Sokaklar, köpeklerin doğal yaşam alanıdır
Hayır
kardeşim, değildir. Çünkü insanoğlu kurtlardan yapay seçilim baskılaması
sonucunda elde ettiği köpekleri bir işte kullanmak için elde etmiştir. Avda yardımcı
olsun, kapıda bekçilik yapsın, kurt saldırıların aktif koruma yapsın vs
Sokaklar köpeklerin
yaşam alanıdır demek en az “Çamaşır makinelerin yeri sokaklardır” demek kadar
saçmadır. Çünkü insanlar bu hayvanlardan birçok şekilde yararlanmak üzere
yanlarında bulunduruyorlardı. Çeşitli işlerinde köpeğe ihtiyaç duyan insanlar
işlerine gelen köpeği evinde, bahçesinde ağılında, çiftliğinde barındırıyordu. Tıpkı
bizim bu gün otomobillerimizi kullanıp, sonrada bir yerde otomobillerimizi
bulundurduğumuz gibi.
Kısacası köpeklerin
doğal yaşam alanları insanların evlerinin bahçeleridir. Sokaklar değil.
Köpekler iyi insanı – kötü insanı hisseder
Ve pek çok
kişi, kendisine düşünmek zor geldiği için bu saçmalığa körü körüne inanır. Zaman
zaman gazetelerde yer alan popüler haberlerden biri de “köpeğe tecavüz etti” haberidir.
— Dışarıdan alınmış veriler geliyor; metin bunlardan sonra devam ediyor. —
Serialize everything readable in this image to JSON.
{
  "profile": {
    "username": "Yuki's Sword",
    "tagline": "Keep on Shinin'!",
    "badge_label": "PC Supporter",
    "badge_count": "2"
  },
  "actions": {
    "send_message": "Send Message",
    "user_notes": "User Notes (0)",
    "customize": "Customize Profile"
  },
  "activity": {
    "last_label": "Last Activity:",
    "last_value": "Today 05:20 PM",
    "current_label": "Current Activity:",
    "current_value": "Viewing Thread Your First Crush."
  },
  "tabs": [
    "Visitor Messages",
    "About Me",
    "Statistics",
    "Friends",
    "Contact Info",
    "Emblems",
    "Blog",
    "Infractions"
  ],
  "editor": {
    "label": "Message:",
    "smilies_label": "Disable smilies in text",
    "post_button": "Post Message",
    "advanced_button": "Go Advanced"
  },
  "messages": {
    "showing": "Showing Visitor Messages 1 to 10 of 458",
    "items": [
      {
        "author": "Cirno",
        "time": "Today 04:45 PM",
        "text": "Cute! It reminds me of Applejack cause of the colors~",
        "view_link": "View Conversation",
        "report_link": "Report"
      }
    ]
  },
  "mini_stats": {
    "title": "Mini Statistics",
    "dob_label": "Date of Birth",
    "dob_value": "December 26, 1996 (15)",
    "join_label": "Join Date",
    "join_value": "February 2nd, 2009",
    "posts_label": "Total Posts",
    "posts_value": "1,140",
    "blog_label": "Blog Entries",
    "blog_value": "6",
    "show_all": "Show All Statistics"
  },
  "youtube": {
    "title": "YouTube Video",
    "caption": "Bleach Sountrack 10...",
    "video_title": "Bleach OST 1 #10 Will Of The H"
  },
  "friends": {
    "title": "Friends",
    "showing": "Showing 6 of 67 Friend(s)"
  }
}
İnsanlar köpekperestlerin yaymış olduğu hazır algılar varken düşünmek
istemezler. Hemen o algıları kullanırlar. Eh, bir de mağdur(!) olan bir köpek
vardır ortada… al sana iki algı birleşti mi? Hah… tam da köpekperestlerin
istediği ortam oluştu demektir.
Bir kere
neden saçma? Köpek perestlere göre, köpekler iyi insanı, kötü insanı
hissedebiliyor ya, o zaman kendilerine
hallenen ve cinsel istismarda bulunan kişiyi neden hissedemiyor? Neden ağır
sapık olan, köpeğe hallenecek kadar müptezel olan bu adama saldırmıyor? Haber
bülteninde deniyor ki : kenar bir mahallede aylarca tecavüz edilen köpek
bulundu….” Aylarca? Köpekler iyi insanı, kötü insanı ayırt edebiliyorlar ama ağır
sapık bir adamı anlayamıyorlar. Öyle mi? E, anladıysa neden aylarca bu ağır
sapığın kendisine cinsel istismar uygulamasına izin veriyor?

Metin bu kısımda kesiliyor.